Close hand, raise elbow, he says to himself. The mechanical arm rises, but the claw-like hand opens, dropping the sponge. Try again, the therapist instructs. Same result. Again. Tiny gears whir, and his brow wrinkles with the mental effort. The elbow rises, and this time the hand remains closed. He breathes.


Success.


“As a baby, you can hold onto a finger,” the corporal said. “I have to relearn.”


It is no small task. Of the more than 1,570 American service members who have had arms, legs, feet or hands amputated because of injuries in Afghanistan or Iraq, fewer than 280 have lost upper limbs. Their struggles to use prosthetic limbs are in many ways far greater than for their lower-limb brethren.


Among orthopedists, there is a saying: legs may be stronger, but arms and hands are smarter. With myriad bones, joints and ranges of motion, the upper limbs are among the body’s most complex tools. Replicating their actions with robotic arms can be excruciatingly difficult, requiring amputees to understand the distinct muscle contractions involved in movements they once did without thinking.


To bend the elbow, for instance, requires thinking about contracting a biceps, though the muscle no longer exists. But the thought still sends a nerve signal that can tell a prosthetic arm to flex. Every action, from grabbing a cup to turning the pages of a book, requires some such exercise in the brain.


“There are a lot of mental gymnastics with upper limb prostheses,” said Lisa Smurr Walters, an occupational therapist who works with Corporal Gallegos at the Center for the Intrepid at Brooke Army Medical Center in San Antonio.


The complexity of the upper limbs, though, is just part of the problem. While prosthetic leg technology has advanced rapidly in the past decade, prosthetic arms have been slow to catch up. Many amputees still use body-powered hooks. And the most common electronic arms, pioneered by the Soviet Union in the 1950s, have improved with lighter materials and microprocessors but are still difficult to control.


Upper limb amputees must also cope with the critical loss of sensation. Touch — the ability to differentiate baby skin from sandpaper or to calibrate between gripping a hammer and clasping a hand — no longer exists.


For all those reasons, nearly half of upper limb amputees choose not to use prostheses, functioning instead with one good arm. By contrast, almost all lower limb amputees use prosthetic legs.


But Corporal Gallegos, 23, is part of a small vanguard of military amputees who are benefiting from new advances in upper limb technology. Earlier this year, he received a pioneering surgery known as targeted muscle reinnervation that amplifies the tiny nerve signals that control the arm. In effect, the surgery creates additional “sockets” into which electrodes from a prosthetic limb can connect.
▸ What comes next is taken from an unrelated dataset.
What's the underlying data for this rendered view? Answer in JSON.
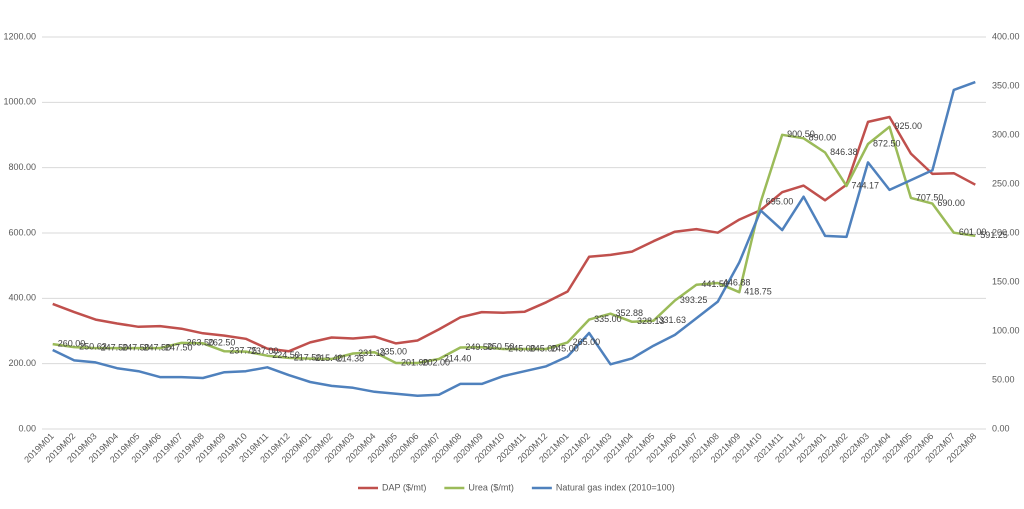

More sockets reading stronger signals will make controlling his prosthesis more intuitive, said Dr. Todd Kuiken of the Rehabilitation Institute of Chicago, who developed the procedure. Rather than having to think about contracting both the triceps and biceps just to make a fist, the corporal will be able to simply think, close hand, and the proper nerves should fire automatically.


In the coming years, new technology will allow amputees to feel with their prostheses or use pattern-recognition software to move their devices even more intuitively, Dr. Kuiken said. And a new arm under development by the Pentagon, the DEKA Arm, is far more dexterous than any currently available.


But for Corporal Gallegos, becoming proficient on his prosthesis after reinnervation surgery remains a challenge, likely to take months more of tedious practice. For that reason, only the most motivated amputees — super users, they are called — are allowed to undergo the surgery.


Corporal Gallegos was not always that person.


His father, an Army veteran, did not want him to join the infantry, but it was like him to ignore the advice.